Summer Worries

Yup, the lazy, hazy days of summer have arrived…it’s not even officially summer yet but it feels like it outside.  85+ degree weather every day, humid…it’s the time of suntans and sunburns and poison oak.

Yes, I said poison oak.

You see, the girls love to play outside.  They like to walk back into the woods behind our house and look for deer.  They beg their daddy to take them “hunting” every day.

Last Friday, when I picked them up from daycare, Little G had what looked like a scratch on the side of her forehead.  Totally normal for this kid.  She’s always scratching herself no matter how often I clip her fingernails and running into walls and such.  Friday night, she hung out with her Nena and cousin while the husband and I went out with friends.

Saturday morning when she woke up, we saw this:

photo 1 (11)

Quite frankly, it looked like mosquito bites – I have horrible reactions to mosquito bites so the redness and puffiness didn’t bother me at first.  I put some Afterbite on it and we went on with our day.  It got a little worse as the day went on, but it still looked just like a couple of mosquito bites on her face along with one on her hand and one on her wrist.

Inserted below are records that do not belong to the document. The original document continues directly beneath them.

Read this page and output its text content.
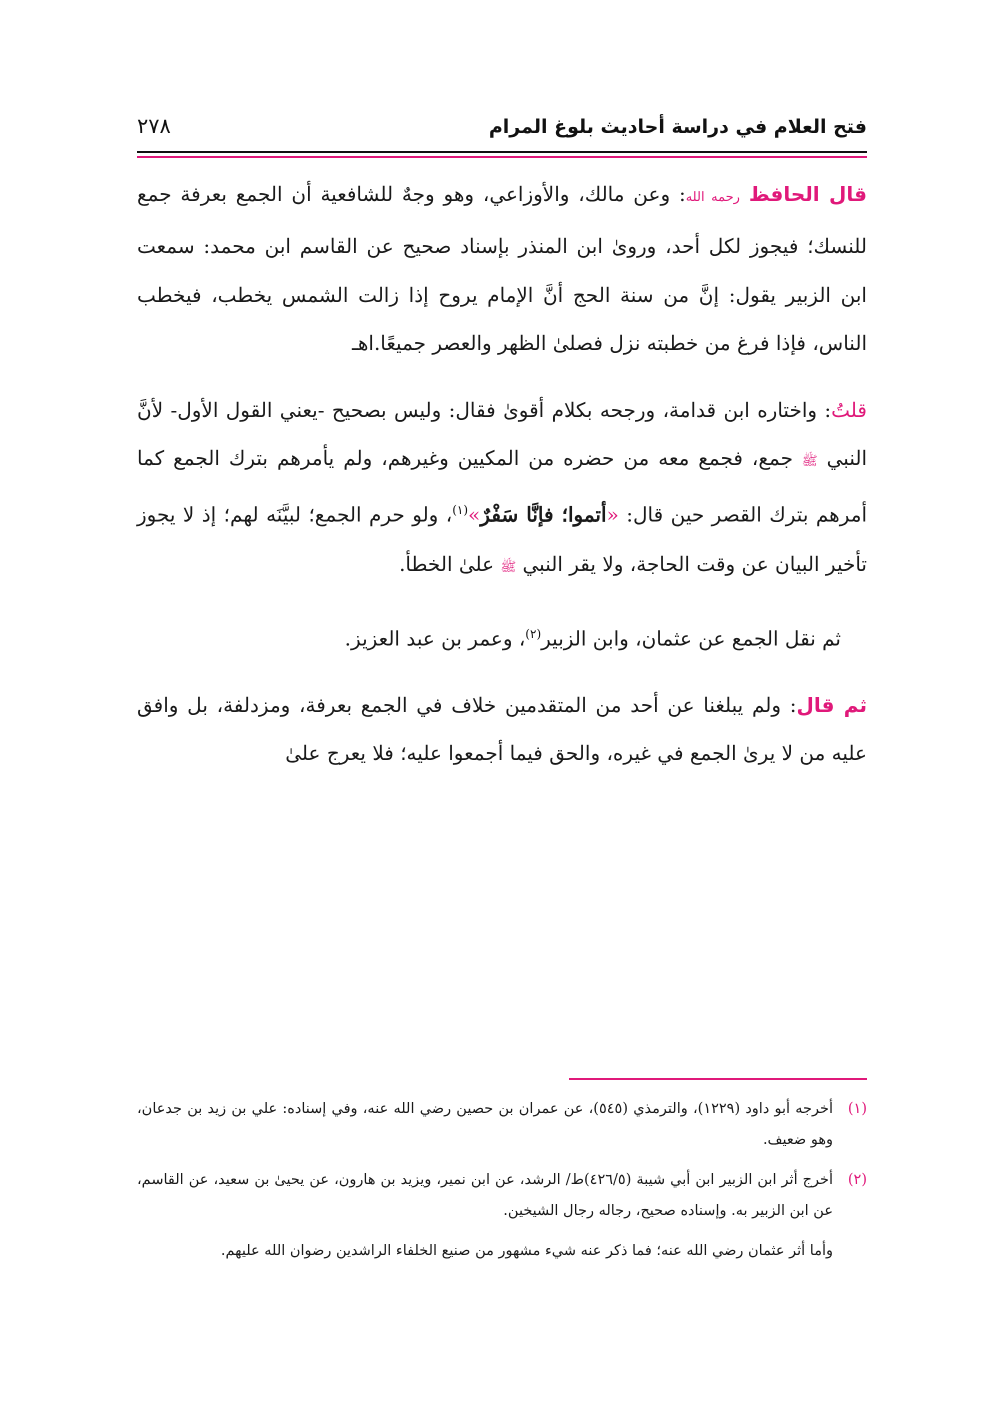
فتح العلام في دراسة أحاديث بلوغ المرام
٢٧٨

قال الحافظ رحمه الله: وعن مالك، والأوزاعي، وهو وجهٌ للشافعية أن الجمع بعرفة جمع للنسك؛ فيجوز لكل أحد، وروىٰ ابن المنذر بإسناد صحيح عن القاسم ابن محمد: سمعت ابن الزبير يقول: إنَّ من سنة الحج أنَّ الإمام يروح إذا زالت الشمس يخطب، فيخطب الناس، فإذا فرغ من خطبته نزل فصلىٰ الظهر والعصر جميعًا.اهـ

قلتُ: واختاره ابن قدامة، ورجحه بكلام أقوىٰ فقال: وليس بصحيح -يعني القول الأول- لأنَّ النبي ﷺ جمع، فجمع معه من حضره من المكيين وغيرهم، ولم يأمرهم بترك الجمع كما أمرهم بترك القصر حين قال: «أتموا؛ فإنَّا سَفْرٌ»$^{(١)}$، ولو حرم الجمع؛ لبيَّنَه لهم؛ إذ لا يجوز تأخير البيان عن وقت الحاجة، ولا يقر النبي ﷺ علىٰ الخطأ.

ثم نقل الجمع عن عثمان، وابن الزبير$^{(٢)}$، وعمر بن عبد العزيز.

ثم قال: ولم يبلغنا عن أحد من المتقدمين خلاف في الجمع بعرفة، ومزدلفة، بل وافق عليه من لا يرىٰ الجمع في غيره، والحق فيما أجمعوا عليه؛ فلا يعرج علىٰ

(١)
أخرجه أبو داود (١٢٢٩)، والترمذي (٥٤٥)، عن عمران بن حصين رضي الله عنه، وفي إسناده: علي بن زيد بن جدعان، وهو ضعيف.
(٢)
أخرج أثر ابن الزبير ابن أبي شيبة (٤٢٦/٥)ط/ الرشد، عن ابن نمير، ويزيد بن هارون، عن يحيىٰ بن سعيد، عن القاسم، عن ابن الزبير به. وإسناده صحيح، رجاله رجال الشيخين.

وأما أثر عثمان رضي الله عنه؛ فما ذكر عنه شيء مشهور من صنيع الخلفاء الراشدين رضوان الله عليهم.
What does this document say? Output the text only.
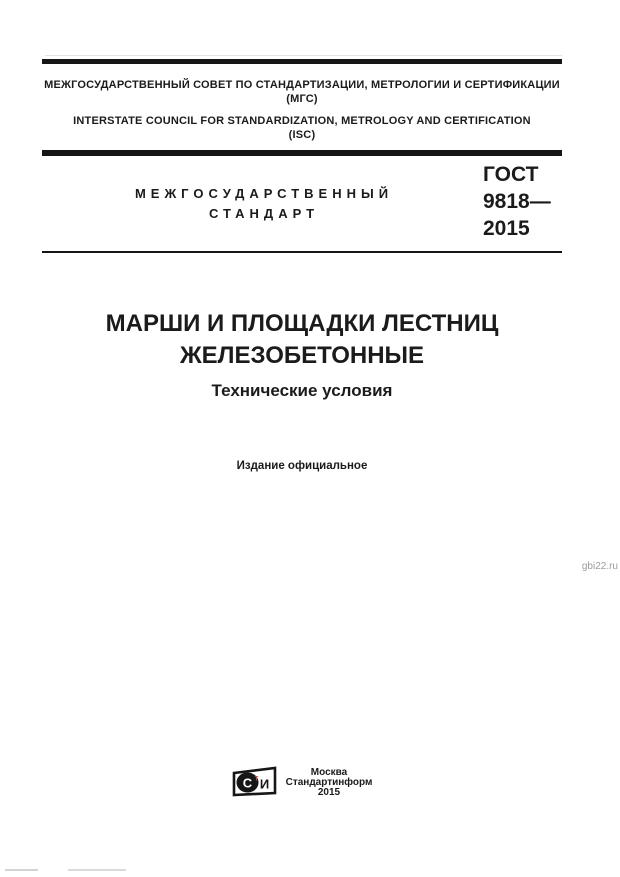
МЕЖГОСУДАРСТВЕННЫЙ СОВЕТ ПО СТАНДАРТИЗАЦИИ, МЕТРОЛОГИИ И СЕРТИФИКАЦИИ
(МГС)
INTERSTATE COUNCIL FOR STANDARDIZATION, METROLOGY AND CERTIFICATION
(ISC)
МЕЖГОСУДАРСТВЕННЫЙ
СТАНДАРТ
ГОСТ
9818—
2015
МАРШИ И ПЛОЩАДКИ ЛЕСТНИЦ
ЖЕЛЕЗОБЕТОННЫЕ
Технические условия
Издание официальное
gbi22.ru
С т И
Москва
Стандартинформ
2015
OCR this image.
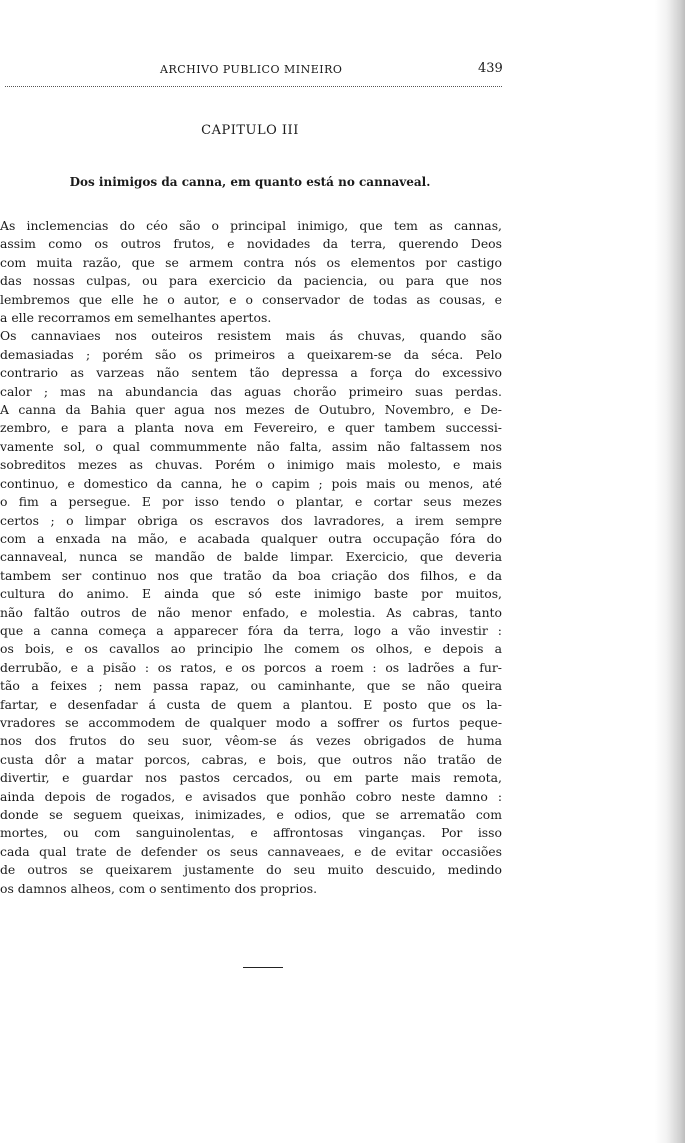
ARCHIVO PUBLICO MINEIRO	439
CAPITULO III
Dos inimigos da canna, em quanto está no cannaveal.
As inclemencias do céo são o principal inimigo, que tem as cannas,
assim como os outros frutos, e novidades da terra, querendo Deos
com muita razão, que se armem contra nós os elementos por castigo
das nossas culpas, ou para exercicio da paciencia, ou para que nos
lembremos que elle he o autor, e o conservador de todas as cousas, e
a elle recorramos em semelhantes apertos.
Os cannaviaes nos outeiros resistem mais ás chuvas, quando são
demasiadas ; porém são os primeiros a queixarem-se da séca. Pelo
contrario as varzeas não sentem tão depressa a força do excessivo
calor ; mas na abundancia das aguas chorão primeiro suas perdas.
A canna da Bahia quer agua nos mezes de Outubro, Novembro, e De-
zembro, e para a planta nova em Fevereiro, e quer tambem successi-
vamente sol, o qual commummente não falta, assim não faltassem nos
sobreditos mezes as chuvas. Porém o inimigo mais molesto, e mais
continuo, e domestico da canna, he o capim ; pois mais ou menos, até
o fim a persegue. E por isso tendo o plantar, e cortar seus mezes
certos ; o limpar obriga os escravos dos lavradores, a irem sempre
com a enxada na mão, e acabada qualquer outra occupação fóra do
cannaveal, nunca se mandão de balde limpar. Exercicio, que deveria
tambem ser continuo nos que tratão da boa criação dos filhos, e da
cultura do animo. E ainda que só este inimigo baste por muitos,
não faltão outros de não menor enfado, e molestia. As cabras, tanto
que a canna começa a apparecer fóra da terra, logo a vão investir :
os bois, e os cavallos ao principio lhe comem os olhos, e depois a
derrubão, e a pisão : os ratos, e os porcos a roem : os ladrões a fur-
tão a feixes ; nem passa rapaz, ou caminhante, que se não queira
fartar, e desenfadar á custa de quem a plantou. E posto que os la-
vradores se accommodem de qualquer modo a soffrer os furtos peque-
nos dos frutos do seu suor, vêom-se ás vezes obrigados de huma
custa dôr a matar porcos, cabras, e bois, que outros não tratão de
divertir, e guardar nos pastos cercados, ou em parte mais remota,
ainda depois de rogados, e avisados que ponhão cobro neste damno :
donde se seguem queixas, inimizades, e odios, que se arrematão com
mortes, ou com sanguinolentas, e affrontosas vinganças. Por isso
cada qual trate de defender os seus cannaveaes, e de evitar occasiões
de outros se queixarem justamente do seu muito descuido, medindo
os damnos alheos, com o sentimento dos proprios.
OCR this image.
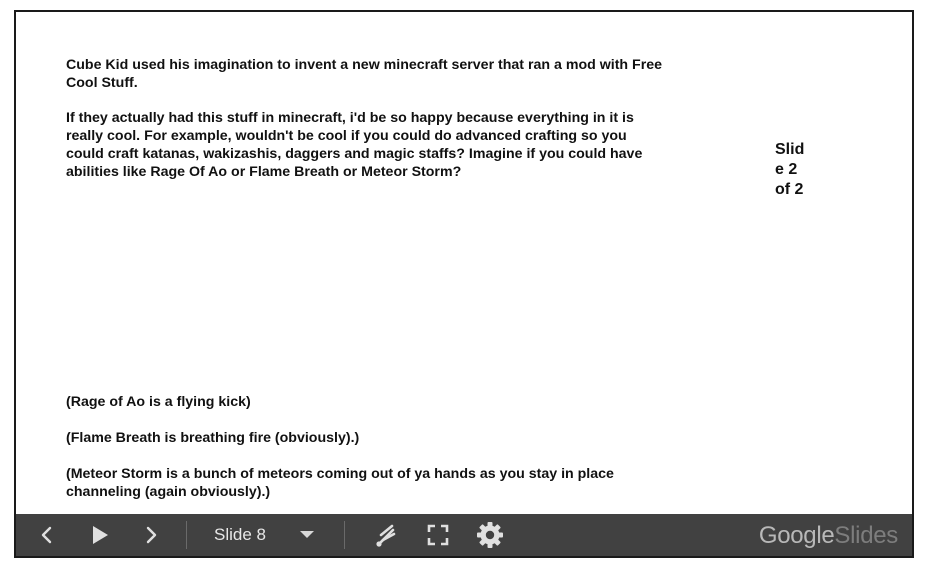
Cube Kid used his imagination to invent a new minecraft server that ran a mod with Free Cool Stuff.

If they actually had this stuff in minecraft, i'd be so happy because everything in it is really cool. For example, wouldn't be cool if you could do advanced crafting so you could craft katanas, wakizashis, daggers and magic staffs? Imagine if you could have abilities like Rage Of Ao or Flame Breath or Meteor Storm?

Slid
e 2
of 2

(Rage of Ao is a flying kick)

(Flame Breath is breathing fire (obviously).)

(Meteor Storm is a bunch of meteors coming out of ya hands as you stay in place channeling (again obviously).)

Slide 8	GoogleSlides
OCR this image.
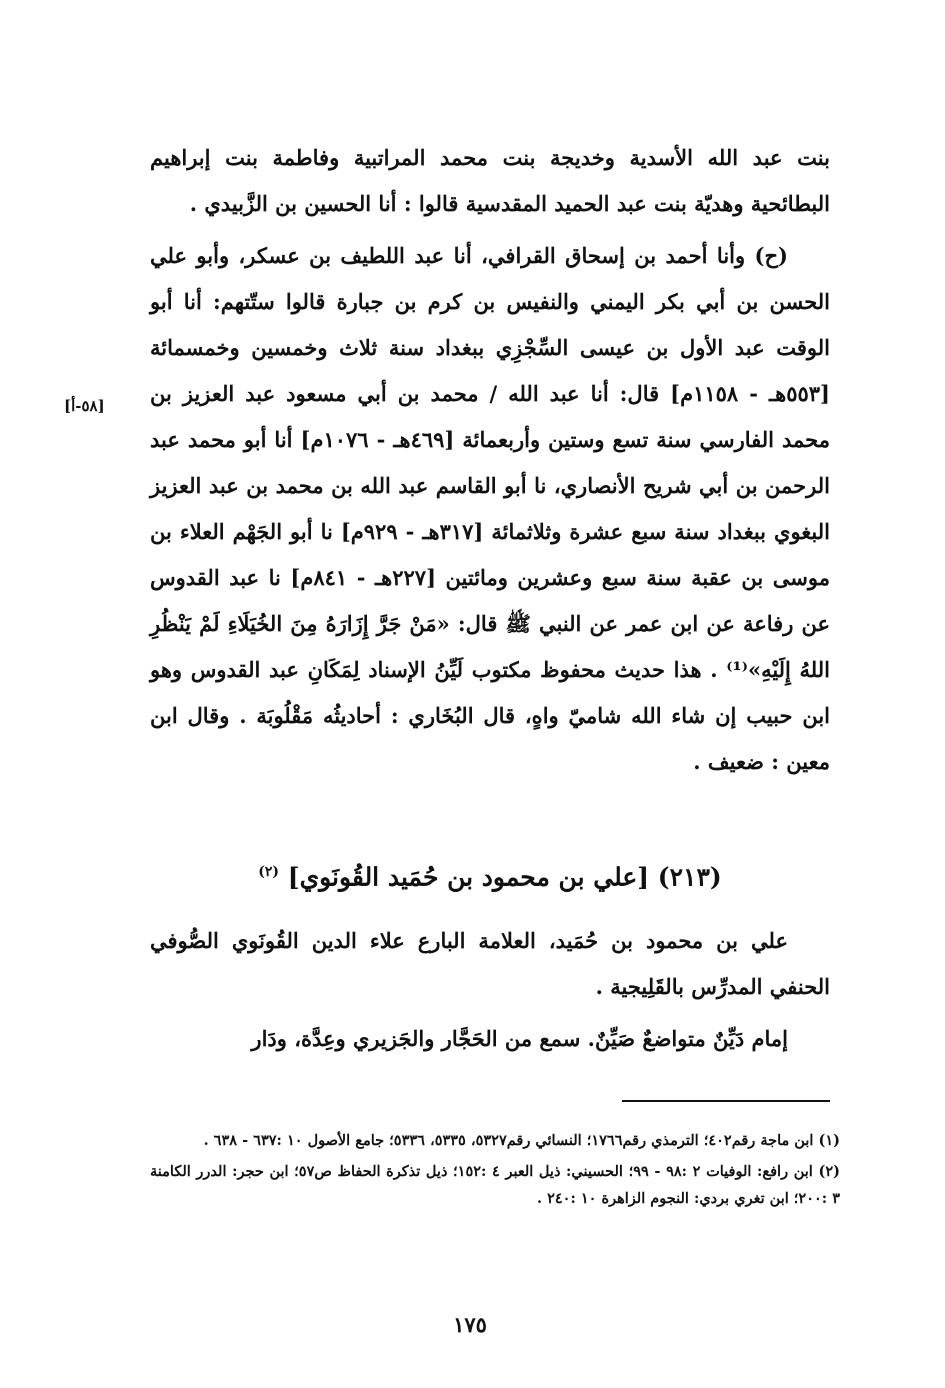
بنت عبد الله الأسدية وخديجة بنت محمد المراتبية وفاطمة بنت إبراهيم البطائحية وهديّة بنت عبد الحميد المقدسية قالوا : أنا الحسين بن الزَّبيدي .

(ح) وأنا أحمد بن إسحاق القرافي، أنا عبد اللطيف بن عسكر، وأبو علي الحسن بن أبي بكر اليمني والنفيس بن كرم بن جبارة قالوا ستّتهم: أنا أبو الوقت عبد الأول بن عيسى السِّجْزِي ببغداد سنة ثلاث وخمسين وخمسمائة [٥٥٣هـ - ١١٥٨م] قال: أنا عبد الله / محمد بن أبي مسعود عبد العزيز بن محمد الفارسي سنة تسع وستين وأربعمائة [٤٦٩هـ - ١٠٧٦م] أنا أبو محمد عبد الرحمن بن أبي شريح الأنصاري، نا أبو القاسم عبد الله بن محمد بن عبد العزيز البغوي ببغداد سنة سبع عشرة وثلاثمائة [٣١٧هـ - ٩٢٩م] نا أبو الجَهْم العلاء بن موسى بن عقبة سنة سبع وعشرين ومائتين [٢٢٧هـ - ٨٤١م] نا عبد القدوس عن رفاعة عن ابن عمر عن النبي ﷺ قال: «مَنْ جَرَّ إِزَارَهُ مِنَ الخُيَلَاءِ لَمْ يَنْظُرِ اللهُ إِلَيْهِ»⁽¹⁾ . هذا حديث محفوظ مكتوب لَيِّنُ الإسناد لِمَكَانِ عبد القدوس وهو ابن حبيب إن شاء الله شاميّ واهٍ، قال البُخَاري : أحاديثُه مَقْلُوبَة . وقال ابن معين : ضعيف .

[٥٨-أ]
(٢١٣) [علي بن محمود بن حُمَيد القُونَوي] $^{(٢)}$

علي بن محمود بن حُمَيد، العلامة البارع علاء الدين القُونَوي الصُّوفي الحنفي المدرِّس بالقَلِيجية .

إمام دَيِّنٌ متواضعٌ صَيِّنٌ. سمع من الحَجَّار والجَزيري وعِدَّة، ودَار

(١) ابن ماجة رقم٤٠٢؛ الترمذي رقم١٧٦٦؛ النسائي رقم٥٣٢٧، ٥٣٣٥، ٥٣٣٦؛ جامع الأصول ١٠ :٦٣٧ - ٦٣٨ .

(٢) ابن رافع: الوفيات ٢ :٩٨ - ٩٩؛ الحسيني: ذيل العبر ٤ :١٥٢؛ ذيل تذكرة الحفاظ ص٥٧؛ ابن حجر: الدرر الكامنة ٣ :٢٠٠؛ ابن تغري بردي: النجوم الزاهرة ١٠ :٢٤٠ .

١٧٥
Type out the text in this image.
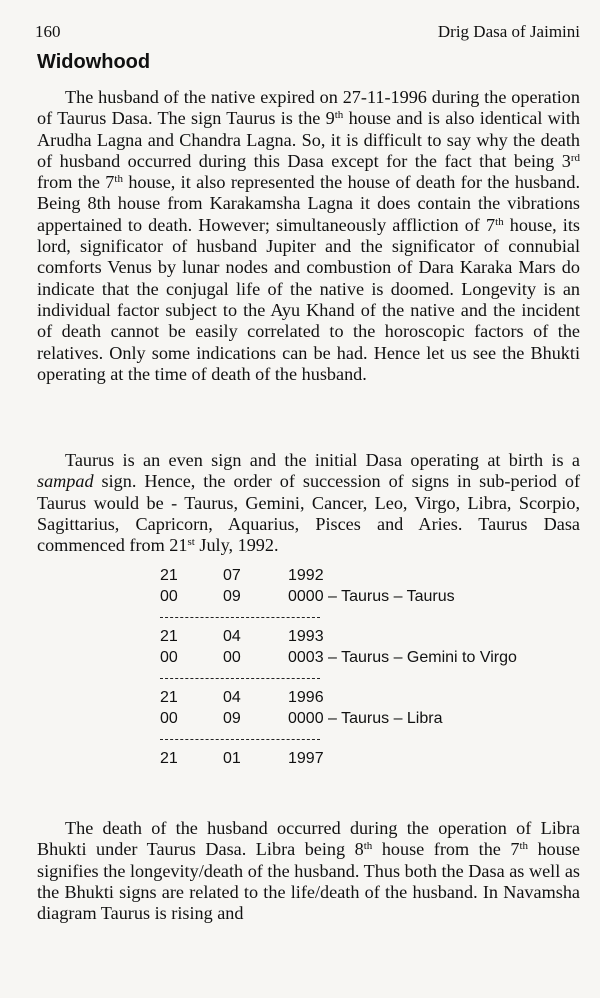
160	Drig Dasa of Jaimini
Widowhood

The husband of the native expired on 27-11-1996 during the operation of Taurus Dasa. The sign Taurus is the 9th house and is also identical with Arudha Lagna and Chandra Lagna. So, it is difficult to say why the death of husband occurred during this Dasa except for the fact that being 3rd from the 7th house, it also represented the house of death for the husband. Being 8th house from Karakamsha Lagna it does contain the vibrations appertained to death. However; simultaneously affliction of 7th house, its lord, significator of husband Jupiter and the significator of connubial comforts Venus by lunar nodes and combustion of Dara Karaka Mars do indicate that the conjugal life of the native is doomed. Longevity is an individual factor subject to the Ayu Khand of the native and the incident of death cannot be easily correlated to the horoscopic factors of the relatives. Only some indications can be had. Hence let us see the Bhukti operating at the time of death of the husband.

Taurus is an even sign and the initial Dasa operating at birth is a sampad sign. Hence, the order of succession of signs in sub-period of Taurus would be - Taurus, Gemini, Cancer, Leo, Virgo, Libra, Scorpio, Sagittarius, Capricorn, Aquarius, Pisces and Aries. Taurus Dasa commenced from 21st July, 1992.

21	07	1992
00	09	0000 – Taurus – Taurus
21	04	1993
00	00	0003 – Taurus – Gemini to Virgo
21	04	1996
00	09	0000 – Taurus – Libra
21	01	1997

The death of the husband occurred during the operation of Libra Bhukti under Taurus Dasa. Libra being 8th house from the 7th house signifies the longevity/death of the husband. Thus both the Dasa as well as the Bhukti signs are related to the life/death of the husband. In Navamsha diagram Taurus is rising and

The next morning when Little G woke up, this is what we saw:

photo 2 (10)

This was much worse.  I started thinking there was no way this was a mosquito bite so we started tossing around ideas on what it could possibly be.  My mom was the first to suggest Poison Oak/Ivy/Sumac.  My first response was that my husband didn’t have it so it couldn’t be (because he gets it every year,  usually very early in the year).  We put in a call to the pediatrician just in case.  He agreed it was likely poison oak and to come in the next morning at 8 am.

When I got Little G up for her appointment, her right eye had swollen completely shut.  She looked awful.  The pedi gave her an oral steroid and a cream – apparently she’s a little young for the shot.  He also told us he rarely sees reactions like this in children and never in kids this young.  Great.  The warning was given that if she reacted this strongly the first time she got it, that she will always have this severe of a reaction.  Not good.

This is what she looked like Monday night:

photo 3 (9)

Right eye completely swollen shut, left eye starting to swell.  She had one dose of steroid and the cream put on her face once at this point.  I could kind of tell that it was starting to break up a little but it was still bad.

On Tuesday, she started looking even better.  Second dose of steroid and three applications of the cream later and my little G was starting to look like herself again:

photo 4 (4)

No picture from this morning but her face is very red but there’s very little swelling. She went back to school this morning.  She could have gone all week because she wasn’t contagious but I was worried that the swelling and redness would freak out another child and they might say something hurtful to little G.  Luckily we have the best daycare in the world – the teachers had already told the kids that Gabi had poison oak and that her face was going to be red and swollen.  No one even batted an eye – they just asked her if she was ok and if she wanted to play.  🙂

The funniest part of the whole situation is I think my husband and I felt worse for her and were in more pain than she was – she was her normal happy self, dancing and singing, flirting with the construction guys who came to my mom’s house while she was there.  Little C was more concerned about G than G way.  Little C would say to her over and over “Are you ok?  Does your face hurt?  Do you need me to sleep with you?  I make you feel better, let me kiss it.”  With the exception of the itching that occurred sporadically throughout the ordeal, Little G has been a trooper.  Only once did she say anything that made me believe she was worried.  That was when I put her hair up and she looked in the mirror and asked “Mommy, am I still pretty?”

I, of course, told her she was the most beautiful girl in the world.  She responded with two thumbs up.